I mean that’s exactly what you want and they’re gonna get repeat business and that’s how it goes and then of course when you put the new stucco on, you want to prime that stucco and then you put you two coats of paint on which is we always do. Some people go how many coats do we use; we’re always a two coat system minimum, maybe three. Terry Termite yesterday has got some beautiful dark blue walls and some mustard, what would you call that? It was ugly. Yeah mango. That’s being kind mango. Baby crap [laughs], baby crap. Well that took five coats, we’re just so happy with that, just a great time, a lot of fun. Eric Evans, I think he’s an insurance guy, a speech major. You spend more time looking up quotes and working on my tip.

[Side conversations]

And then another thing I want to talk about the pens, now I have to get a pen that has the fancy top on it so you can sign. I have competition, it’s his pen, my pen’s better but I guess this is now a collector’s item because this will be the last time this pen comes out. You’re getting the last of the 500 that I got from Kathy Olleh Wallia [SP] so I have a tip for you so I can get more pens. Okay Eric Evans says, “My family room is red semi-gloss and we’d like it to be painted a tan flat, what type of prep work do you do?” We don’t do anything, we just open up a can of paint and start painting right because that’s pretty much what you do. It’s an easy business. You just open the can and just whoa, whoa, whoa [laughs]. Don’t cover anything. You don’t want to cover anything and don’t wear any clothes that you can get pain on because you’re not gonna spell right?

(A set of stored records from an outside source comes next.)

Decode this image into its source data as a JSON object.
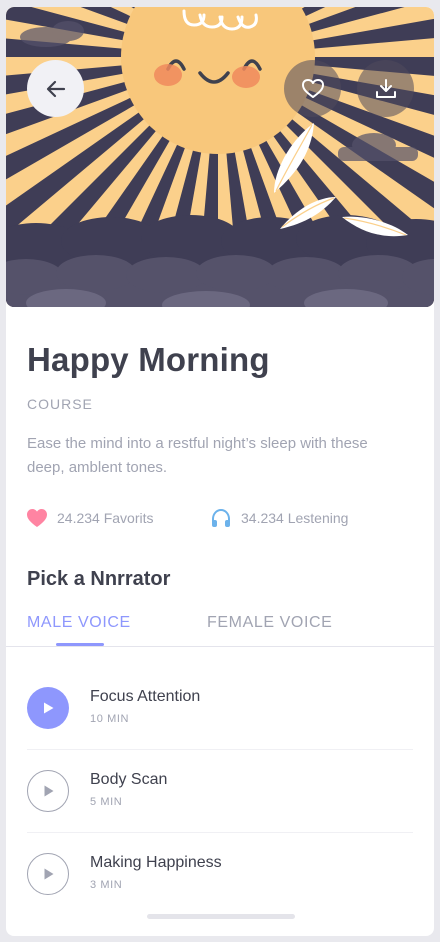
{
  "course": {
    "title": "Happy Morning",
    "category": "COURSE",
    "description": "Ease the mind into a restful night’s sleep  with these deep, amblent tones."
  },
  "stats": {
    "favorites": "24.234 Favorits",
    "listening": "34.234 Lestening"
  },
  "narrator": {
    "heading": "Pick a Nnrrator",
    "tabs": [
      {
        "label": "MALE VOICE",
        "active": true
      },
      {
        "label": "FEMALE VOICE",
        "active": false
      }
    ]
  },
  "tracks": [
    {
      "name": "Focus Attention",
      "duration": "10 MIN",
      "playing": true
    },
    {
      "name": "Body Scan",
      "duration": "5 MIN",
      "playing": false
    },
    {
      "name": "Making Happiness",
      "duration": "3 MIN",
      "playing": false
    }
  ],
  "icons": {
    "back": "arrow-left-icon",
    "favorite": "heart-outline-icon",
    "download": "download-icon",
    "stat_favorite": "heart-icon",
    "stat_listening": "headphones-icon",
    "play": "play-icon"
  },
  "colors": {
    "accent": "#8e97fd",
    "heart": "#ff84a2",
    "headphones": "#6cb2eb",
    "sun": "#f8c77b",
    "sky": "#3f3d56",
    "text_primary": "#3f414e",
    "text_secondary": "#a1a4b2"
  }
}
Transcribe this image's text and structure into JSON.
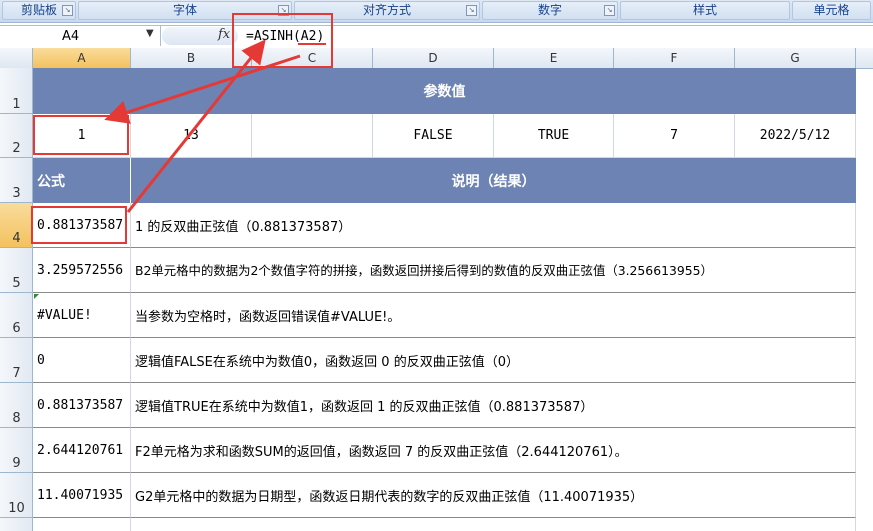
{
  "ribbon": {
    "groups": [
      "剪贴板",
      "字体",
      "对齐方式",
      "数字",
      "样式",
      "单元格"
    ]
  },
  "formula_bar": {
    "name_box": "A4",
    "fx_label": "fx",
    "formula": "=ASINH(A2)"
  },
  "columns": [
    "A",
    "B",
    "C",
    "D",
    "E",
    "F",
    "G"
  ],
  "rows": [
    "1",
    "2",
    "3",
    "4",
    "5",
    "6",
    "7",
    "8",
    "9",
    "10"
  ],
  "selected_cell": "A4",
  "sheet": {
    "title": "参数值",
    "params": [
      "1",
      "13",
      "",
      "FALSE",
      "TRUE",
      "7",
      "2022/5/12"
    ],
    "formula_header": "公式",
    "desc_header": "说明（结果）",
    "results": [
      {
        "value": "0.881373587",
        "desc": "1 的反双曲正弦值（0.881373587）"
      },
      {
        "value": "3.259572556",
        "desc": "B2单元格中的数据为2个数值字符的拼接，函数返回拼接后得到的数值的反双曲正弦值（3.256613955）"
      },
      {
        "value": "#VALUE!",
        "desc": "当参数为空格时，函数返回错误值#VALUE!。"
      },
      {
        "value": "0",
        "desc": "逻辑值FALSE在系统中为数值0，函数返回 0 的反双曲正弦值（0）"
      },
      {
        "value": "0.881373587",
        "desc": "逻辑值TRUE在系统中为数值1，函数返回 1 的反双曲正弦值（0.881373587）"
      },
      {
        "value": "2.644120761",
        "desc": "F2单元格为求和函数SUM的返回值，函数返回 7 的反双曲正弦值（2.644120761）。"
      },
      {
        "value": "11.40071935",
        "desc": "G2单元格中的数据为日期型，函数返日期代表的数字的反双曲正弦值（11.40071935）"
      }
    ]
  },
  "colors": {
    "header_fill": "#6d83b3",
    "annotation_red": "#e53935",
    "selected_header": "#f3c25e"
  }
}
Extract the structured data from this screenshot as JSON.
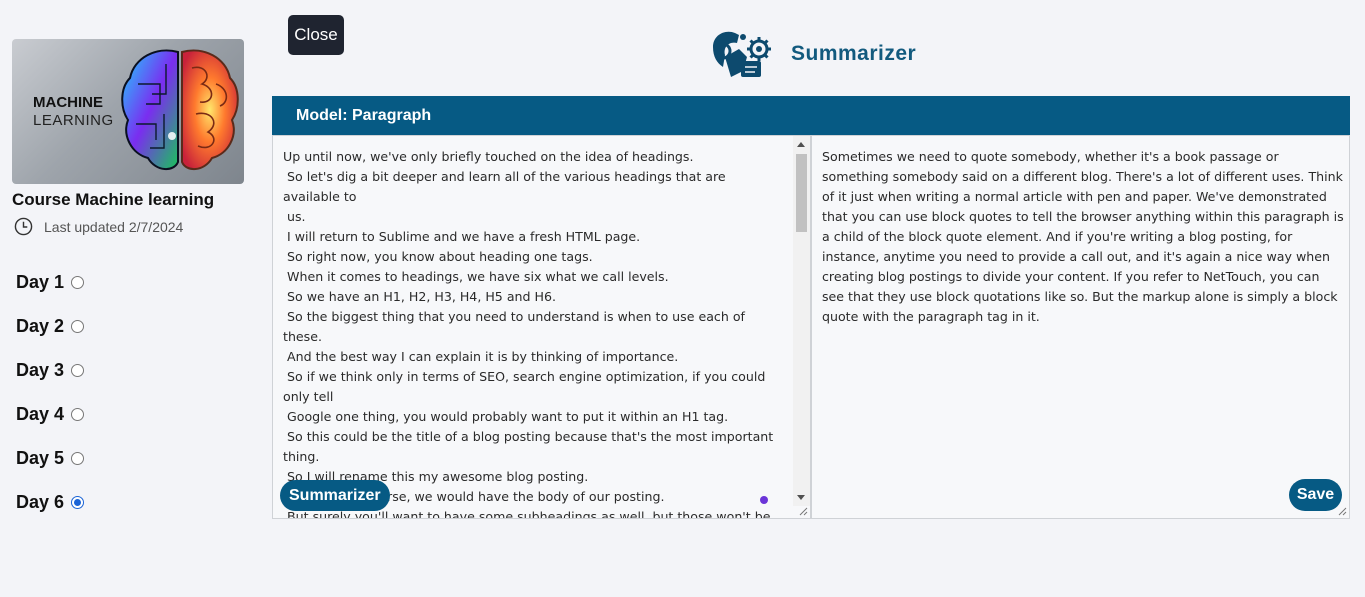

If you are painting just put something on, you don’t mind getting paint on and you keep them, those are your paint clothes. It’s like you have gardening gloves, now you have painting clothes always because the paint will jump out of the can and get on you, guaranteed and use the drop cloth, please just put anything, a piece of paper.

[Side conversations]

I’m on a roll but anyway what we would do is we would of course pull back the furniture, we would send the wrong wall really fast and then we would prime it with a primer and then we would coat it with a flat, okay and the last question from Guy Baller [SP], our resident diamond, I’ve been there many times he’s gotten mucho dollars from me, “How often do you varnish a wooden door?” I would say every week. No, varnished exterior wood doors are difficult and I would put them on a year or 2-year term and do it even if it doesn’t look like it needs it, you know, clean it. The best thing you could do for that though is once it gets done every time you dust inside you clean that door outside, he treat it like your inside furniture, you get a lot more performance out of it and Angie I will see you after the meeting and take your question personally and thank you so much for all your business and happy painting.